Fig. 1: Development of a targeted integration system based on Cas9 and PB transposase.

a FiCAT technology deployed in the reporter cell line. FiCAT: Cas9 (purple) is combined with an engineered PB transposase domain (in red). Reporter cell line was generated by insertion of a C-terminal fragment of GFP preceded by a splice acceptor and gRNAs target sites in HEK293T cell line.
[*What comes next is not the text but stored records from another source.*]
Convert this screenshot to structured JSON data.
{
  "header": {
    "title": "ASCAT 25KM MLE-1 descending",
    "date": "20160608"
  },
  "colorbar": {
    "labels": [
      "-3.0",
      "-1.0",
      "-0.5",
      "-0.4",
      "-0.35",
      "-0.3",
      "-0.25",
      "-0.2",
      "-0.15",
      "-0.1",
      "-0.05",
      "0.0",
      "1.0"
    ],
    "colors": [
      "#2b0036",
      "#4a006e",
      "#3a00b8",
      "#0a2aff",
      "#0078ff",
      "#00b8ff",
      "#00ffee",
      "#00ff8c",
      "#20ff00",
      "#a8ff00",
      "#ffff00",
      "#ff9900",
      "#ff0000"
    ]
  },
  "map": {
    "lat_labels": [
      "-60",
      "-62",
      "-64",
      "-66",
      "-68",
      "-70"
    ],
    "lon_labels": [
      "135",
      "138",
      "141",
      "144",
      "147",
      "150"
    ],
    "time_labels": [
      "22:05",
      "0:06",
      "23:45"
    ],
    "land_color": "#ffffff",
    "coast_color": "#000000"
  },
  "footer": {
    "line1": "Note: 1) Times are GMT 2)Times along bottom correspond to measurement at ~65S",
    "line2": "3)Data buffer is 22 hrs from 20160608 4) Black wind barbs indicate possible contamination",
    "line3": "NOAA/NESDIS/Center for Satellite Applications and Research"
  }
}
PB transposon was generated by introducing the complementary N-terminal fragment of GFP followed by a splice donor under the control of a CAG promoter between ITRs. Gray triangles: PB ITRs; SA splice acceptor, SD splice donor, Target: targeted insertion site containing AAVS1-3 and TRAC-1 target sequences. b On-target and overall efficiency of cas9 catalytic variants fused to hyPB in different topologies, targeting AAVS1-3 site in reporter cell line. Nuclease cas9_PB fusion shows better results in targeted and overall insertion as opposed to dead cas9 (dcas9) or nickase cas9 (ncas9) fusions. Efficiency is represented indicating the percentage of insertion reported by GFP (on-target) and RFP (overall) positive cells by flow cytometry. Targeted insertion (light purple) and off-target insertion (yellow) Mean ±  SD of n = 2 technical replicates plotted. c On-target integration efficiency of PB variants fused to Cterm-cas9. PB mutants involved in target DNA binding (R372A, K375A, R376A, E377A, E380A) or enhanced excision (M194V, D450N) (details in Supplementary Table 2) using gRNA targeting the AAVS1 site (light pink), TRAC site (dark purple), or a non-targeting gRNA control (dark pink) in the reporter cell line. Mean ± SD of n = 4 independent experiments plotted. d Junction PCR between 3′ ITR and TRAC locus is shown (down panel) in + strand (1, 3) and − strand (2, 4) payload insertion, comparing FiCAT R372A_K375A_D450N (1, 2) and episomal (3, 4) from flow cytometry enriched populations. Representative image of n = 3. e Colocalization of double stranded breaks (DSB) and targeted DNA binding effects on PB-mediated targeted insertion. ZnF targeting the reporter cell line target site was fused to PB variants and cotransfected with cas9 and either TRAC or non-targeting gRNA to induce DSB. Mean ± SD of n = 2 technical replicates plotted. Technical replicates graphs are a representative image of n = 3 biological replicates. Source data are provided as a Source Data file.